Also on the Sky documentaries slate, part of a wider unveiling of 125 original series, films and docs, is the first project from Louis Theroux’s Mindhouse Productions that won’t feature the cult documentarian in front of the camera.
The Bambers: Murder at the Farm (working title) examines the tragic murder of a family at a secluded English farmhouse in 1985. The three-part true-crime series uses first-hand testimony and unseen archive footage to reflect on the events and the conviction of Jeremy Bamber, who was brother to murdered mother Sheila Caffell.
Theroux, who executive produces alongside Arron Fellows, said: “A big part of wanting to start a production company a little over a year ago was to make programs that I don’t appear in… It’s a story that’s socially important, with a powerfully compelling narrative, and the intention is to tell it in a way that is both sensitive and creatively ambitious.”
It will be the usual hatchet job, Jackie. From the Bamber blog spot on 30th April earlier this year- copy pasted below;
When Mindhouse contacted us with a view to making a documentary on the evidence of Jeremy's innocence, we were obviously interested.

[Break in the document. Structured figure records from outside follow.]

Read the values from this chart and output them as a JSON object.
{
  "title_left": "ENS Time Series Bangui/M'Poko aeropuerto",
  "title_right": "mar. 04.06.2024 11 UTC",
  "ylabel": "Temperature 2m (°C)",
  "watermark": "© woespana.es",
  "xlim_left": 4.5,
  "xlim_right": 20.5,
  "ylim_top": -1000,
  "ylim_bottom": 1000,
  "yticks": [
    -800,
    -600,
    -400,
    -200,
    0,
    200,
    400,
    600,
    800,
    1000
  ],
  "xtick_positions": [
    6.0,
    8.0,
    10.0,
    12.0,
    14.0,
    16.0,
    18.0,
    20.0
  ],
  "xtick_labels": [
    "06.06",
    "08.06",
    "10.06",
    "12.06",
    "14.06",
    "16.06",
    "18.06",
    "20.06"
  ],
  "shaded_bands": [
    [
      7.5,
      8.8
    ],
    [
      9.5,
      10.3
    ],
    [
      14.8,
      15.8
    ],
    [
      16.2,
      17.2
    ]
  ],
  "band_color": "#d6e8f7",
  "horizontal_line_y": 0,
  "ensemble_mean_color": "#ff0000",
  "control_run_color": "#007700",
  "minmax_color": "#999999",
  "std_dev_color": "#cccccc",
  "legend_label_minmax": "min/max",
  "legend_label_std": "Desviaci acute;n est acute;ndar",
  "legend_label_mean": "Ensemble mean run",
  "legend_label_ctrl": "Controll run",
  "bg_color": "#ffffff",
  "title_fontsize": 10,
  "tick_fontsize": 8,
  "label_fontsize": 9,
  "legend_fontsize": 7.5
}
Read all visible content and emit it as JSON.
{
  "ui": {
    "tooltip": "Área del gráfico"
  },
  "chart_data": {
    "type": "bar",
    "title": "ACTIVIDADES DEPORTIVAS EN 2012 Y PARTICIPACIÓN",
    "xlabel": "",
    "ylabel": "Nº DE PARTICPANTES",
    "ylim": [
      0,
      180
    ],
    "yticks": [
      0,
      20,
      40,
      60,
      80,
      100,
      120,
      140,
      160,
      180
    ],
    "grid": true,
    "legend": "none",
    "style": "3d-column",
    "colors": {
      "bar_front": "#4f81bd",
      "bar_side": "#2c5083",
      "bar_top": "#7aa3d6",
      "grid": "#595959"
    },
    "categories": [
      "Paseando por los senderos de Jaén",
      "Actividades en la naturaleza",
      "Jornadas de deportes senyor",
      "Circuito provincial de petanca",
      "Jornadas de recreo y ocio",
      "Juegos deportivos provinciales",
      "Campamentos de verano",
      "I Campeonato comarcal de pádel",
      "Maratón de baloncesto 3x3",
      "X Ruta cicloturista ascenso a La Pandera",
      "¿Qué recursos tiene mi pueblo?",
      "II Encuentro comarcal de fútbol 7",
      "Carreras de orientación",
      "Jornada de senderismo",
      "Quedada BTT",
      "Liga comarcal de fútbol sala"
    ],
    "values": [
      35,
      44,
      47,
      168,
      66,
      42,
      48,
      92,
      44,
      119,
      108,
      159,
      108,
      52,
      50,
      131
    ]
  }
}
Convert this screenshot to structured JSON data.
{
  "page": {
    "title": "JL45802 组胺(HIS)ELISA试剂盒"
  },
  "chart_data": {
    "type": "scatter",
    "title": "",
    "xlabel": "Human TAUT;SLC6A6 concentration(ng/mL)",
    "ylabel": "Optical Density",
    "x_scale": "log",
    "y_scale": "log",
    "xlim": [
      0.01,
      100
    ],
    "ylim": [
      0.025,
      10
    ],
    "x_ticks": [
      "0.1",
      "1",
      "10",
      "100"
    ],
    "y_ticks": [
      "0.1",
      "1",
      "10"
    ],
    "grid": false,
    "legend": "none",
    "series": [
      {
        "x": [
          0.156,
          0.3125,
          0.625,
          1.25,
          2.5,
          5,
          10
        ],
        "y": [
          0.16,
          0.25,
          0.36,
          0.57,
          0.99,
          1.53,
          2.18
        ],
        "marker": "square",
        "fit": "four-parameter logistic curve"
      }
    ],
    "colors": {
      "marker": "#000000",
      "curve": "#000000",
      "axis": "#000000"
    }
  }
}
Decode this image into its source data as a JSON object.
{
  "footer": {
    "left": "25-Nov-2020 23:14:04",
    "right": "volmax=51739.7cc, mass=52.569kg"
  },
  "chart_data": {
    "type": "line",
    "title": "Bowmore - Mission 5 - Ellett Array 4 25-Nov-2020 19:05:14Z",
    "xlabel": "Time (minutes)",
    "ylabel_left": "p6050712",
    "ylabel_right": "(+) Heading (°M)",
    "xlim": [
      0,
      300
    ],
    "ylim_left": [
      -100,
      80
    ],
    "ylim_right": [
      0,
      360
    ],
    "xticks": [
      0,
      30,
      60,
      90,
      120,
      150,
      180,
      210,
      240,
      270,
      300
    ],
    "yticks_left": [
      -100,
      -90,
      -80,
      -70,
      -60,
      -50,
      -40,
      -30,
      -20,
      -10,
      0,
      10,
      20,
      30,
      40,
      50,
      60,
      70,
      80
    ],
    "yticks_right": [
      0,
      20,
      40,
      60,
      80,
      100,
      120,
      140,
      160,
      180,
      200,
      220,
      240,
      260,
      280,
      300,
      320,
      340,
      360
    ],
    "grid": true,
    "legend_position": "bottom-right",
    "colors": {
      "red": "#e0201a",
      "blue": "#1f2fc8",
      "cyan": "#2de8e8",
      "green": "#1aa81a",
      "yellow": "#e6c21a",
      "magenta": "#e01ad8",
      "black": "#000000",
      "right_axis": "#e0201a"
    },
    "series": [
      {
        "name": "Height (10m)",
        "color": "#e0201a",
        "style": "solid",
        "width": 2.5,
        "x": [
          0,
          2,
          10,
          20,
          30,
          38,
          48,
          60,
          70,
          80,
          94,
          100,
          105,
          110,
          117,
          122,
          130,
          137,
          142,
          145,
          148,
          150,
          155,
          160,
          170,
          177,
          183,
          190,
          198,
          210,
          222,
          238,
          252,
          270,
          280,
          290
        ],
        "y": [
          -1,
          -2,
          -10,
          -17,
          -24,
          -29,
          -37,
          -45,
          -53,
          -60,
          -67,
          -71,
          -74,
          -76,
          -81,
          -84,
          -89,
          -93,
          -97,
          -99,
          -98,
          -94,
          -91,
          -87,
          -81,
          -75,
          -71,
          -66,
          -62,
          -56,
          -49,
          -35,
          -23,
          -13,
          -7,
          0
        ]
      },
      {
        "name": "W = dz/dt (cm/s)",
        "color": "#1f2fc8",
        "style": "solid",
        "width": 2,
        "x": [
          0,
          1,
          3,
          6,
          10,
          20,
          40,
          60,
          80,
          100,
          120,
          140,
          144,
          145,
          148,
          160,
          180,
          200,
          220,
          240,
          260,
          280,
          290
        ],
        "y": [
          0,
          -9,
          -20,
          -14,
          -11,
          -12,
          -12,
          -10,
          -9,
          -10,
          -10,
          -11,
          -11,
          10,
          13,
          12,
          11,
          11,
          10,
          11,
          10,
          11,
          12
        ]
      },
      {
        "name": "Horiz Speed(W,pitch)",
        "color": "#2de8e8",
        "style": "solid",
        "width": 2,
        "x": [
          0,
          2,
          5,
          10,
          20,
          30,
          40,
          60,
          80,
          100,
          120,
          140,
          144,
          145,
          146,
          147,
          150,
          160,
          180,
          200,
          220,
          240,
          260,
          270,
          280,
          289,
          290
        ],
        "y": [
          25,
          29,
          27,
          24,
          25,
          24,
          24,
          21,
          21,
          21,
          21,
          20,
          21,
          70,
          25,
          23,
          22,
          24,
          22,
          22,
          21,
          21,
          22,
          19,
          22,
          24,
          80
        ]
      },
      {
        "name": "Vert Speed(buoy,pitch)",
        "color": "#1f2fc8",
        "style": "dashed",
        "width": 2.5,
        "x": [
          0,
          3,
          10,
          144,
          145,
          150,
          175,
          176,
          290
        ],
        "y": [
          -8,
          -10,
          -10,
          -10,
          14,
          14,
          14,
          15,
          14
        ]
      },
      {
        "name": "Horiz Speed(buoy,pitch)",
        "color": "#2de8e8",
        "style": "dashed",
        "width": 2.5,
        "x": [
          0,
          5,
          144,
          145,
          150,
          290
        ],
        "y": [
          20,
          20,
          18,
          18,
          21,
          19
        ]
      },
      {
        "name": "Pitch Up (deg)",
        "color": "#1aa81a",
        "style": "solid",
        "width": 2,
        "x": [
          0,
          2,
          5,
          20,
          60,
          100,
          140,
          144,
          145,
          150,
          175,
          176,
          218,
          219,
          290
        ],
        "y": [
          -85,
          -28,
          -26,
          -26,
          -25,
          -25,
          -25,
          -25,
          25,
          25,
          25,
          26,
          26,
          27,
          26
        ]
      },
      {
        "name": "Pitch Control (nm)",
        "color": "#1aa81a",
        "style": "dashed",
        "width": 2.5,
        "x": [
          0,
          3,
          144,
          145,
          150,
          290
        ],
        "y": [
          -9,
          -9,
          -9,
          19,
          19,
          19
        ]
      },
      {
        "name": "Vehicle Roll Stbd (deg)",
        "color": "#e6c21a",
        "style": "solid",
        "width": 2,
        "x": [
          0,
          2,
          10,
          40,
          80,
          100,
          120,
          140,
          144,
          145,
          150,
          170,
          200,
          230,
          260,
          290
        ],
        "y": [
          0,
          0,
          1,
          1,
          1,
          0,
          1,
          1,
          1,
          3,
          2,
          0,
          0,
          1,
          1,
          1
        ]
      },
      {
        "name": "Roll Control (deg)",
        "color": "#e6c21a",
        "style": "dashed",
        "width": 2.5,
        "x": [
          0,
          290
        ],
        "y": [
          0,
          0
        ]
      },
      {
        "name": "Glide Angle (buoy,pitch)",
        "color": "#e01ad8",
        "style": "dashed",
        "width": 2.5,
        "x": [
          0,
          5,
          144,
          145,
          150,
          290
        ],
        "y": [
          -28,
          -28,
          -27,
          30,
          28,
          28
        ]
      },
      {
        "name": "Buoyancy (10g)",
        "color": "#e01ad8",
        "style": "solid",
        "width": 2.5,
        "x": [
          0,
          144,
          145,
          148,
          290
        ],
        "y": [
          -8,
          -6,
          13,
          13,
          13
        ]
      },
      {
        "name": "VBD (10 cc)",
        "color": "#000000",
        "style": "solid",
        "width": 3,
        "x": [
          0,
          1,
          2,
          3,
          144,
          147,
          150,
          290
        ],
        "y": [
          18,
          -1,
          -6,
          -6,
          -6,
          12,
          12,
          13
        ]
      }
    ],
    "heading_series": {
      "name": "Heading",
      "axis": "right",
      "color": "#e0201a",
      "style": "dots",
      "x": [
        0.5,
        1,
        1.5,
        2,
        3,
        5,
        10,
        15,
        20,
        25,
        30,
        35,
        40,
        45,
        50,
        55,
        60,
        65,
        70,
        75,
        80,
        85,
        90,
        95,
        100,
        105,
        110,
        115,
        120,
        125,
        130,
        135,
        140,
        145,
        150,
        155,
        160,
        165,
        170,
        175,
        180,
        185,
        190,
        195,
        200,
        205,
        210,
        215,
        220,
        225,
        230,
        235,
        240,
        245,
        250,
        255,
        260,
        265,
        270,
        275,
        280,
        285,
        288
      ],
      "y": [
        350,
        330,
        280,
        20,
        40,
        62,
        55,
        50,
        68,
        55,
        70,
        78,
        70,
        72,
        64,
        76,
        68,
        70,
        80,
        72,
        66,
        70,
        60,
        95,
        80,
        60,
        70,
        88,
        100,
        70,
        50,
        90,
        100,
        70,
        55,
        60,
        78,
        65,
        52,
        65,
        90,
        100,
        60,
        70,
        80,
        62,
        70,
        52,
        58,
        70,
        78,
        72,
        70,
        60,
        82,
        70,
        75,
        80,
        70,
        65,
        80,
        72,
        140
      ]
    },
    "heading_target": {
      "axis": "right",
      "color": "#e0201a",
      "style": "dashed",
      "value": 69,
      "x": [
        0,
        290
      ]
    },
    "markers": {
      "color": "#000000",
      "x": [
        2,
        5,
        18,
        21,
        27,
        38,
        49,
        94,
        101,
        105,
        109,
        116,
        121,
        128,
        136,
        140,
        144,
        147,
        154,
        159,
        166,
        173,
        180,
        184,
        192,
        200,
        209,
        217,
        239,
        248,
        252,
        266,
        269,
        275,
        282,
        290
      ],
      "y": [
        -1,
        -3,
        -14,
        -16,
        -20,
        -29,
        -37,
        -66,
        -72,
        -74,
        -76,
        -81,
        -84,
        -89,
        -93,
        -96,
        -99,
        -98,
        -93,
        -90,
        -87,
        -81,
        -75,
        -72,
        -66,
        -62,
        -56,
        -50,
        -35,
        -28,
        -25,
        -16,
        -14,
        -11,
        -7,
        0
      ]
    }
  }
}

Having done some brief preliminary work with them on a potential project, we were then advised by industry contacts that Mindhouse had somehow obtained crime scene photographs of the bodies of the deceased at the scene, which we understood were to be used unethically on screen in their series. Information we received also made clear that the programme would not be about the case evidence proving Jeremy’s innocence, and that it would have a very different nature to that presented to us by Mindhouse.
Police officers have disseminated distressing photographs of the deceased Bamber family to third parties, when they had no authority to do so, and the unauthorised distribution of these photographs was and still is, the subject of a criminal investigation. This placed us in a very difficult position in pursuing a criminal complaint, while at the same time, potentially working with those who had received illegally distributed images.
Mindhouse never gave us a satisfactory response to this, or to other serious concerns we had, and as a result, we terminated our involvement with them on the 20th of November 2020.
Mindhouse were not privy to the 10th of March 2021 submissions to the Criminal Cases Review Commission (CCRC), and any attempt by the programme makers to suggest they are working with the campaign, Jeremy Bamber, his legal team, or the CCRC is wholly inaccurate.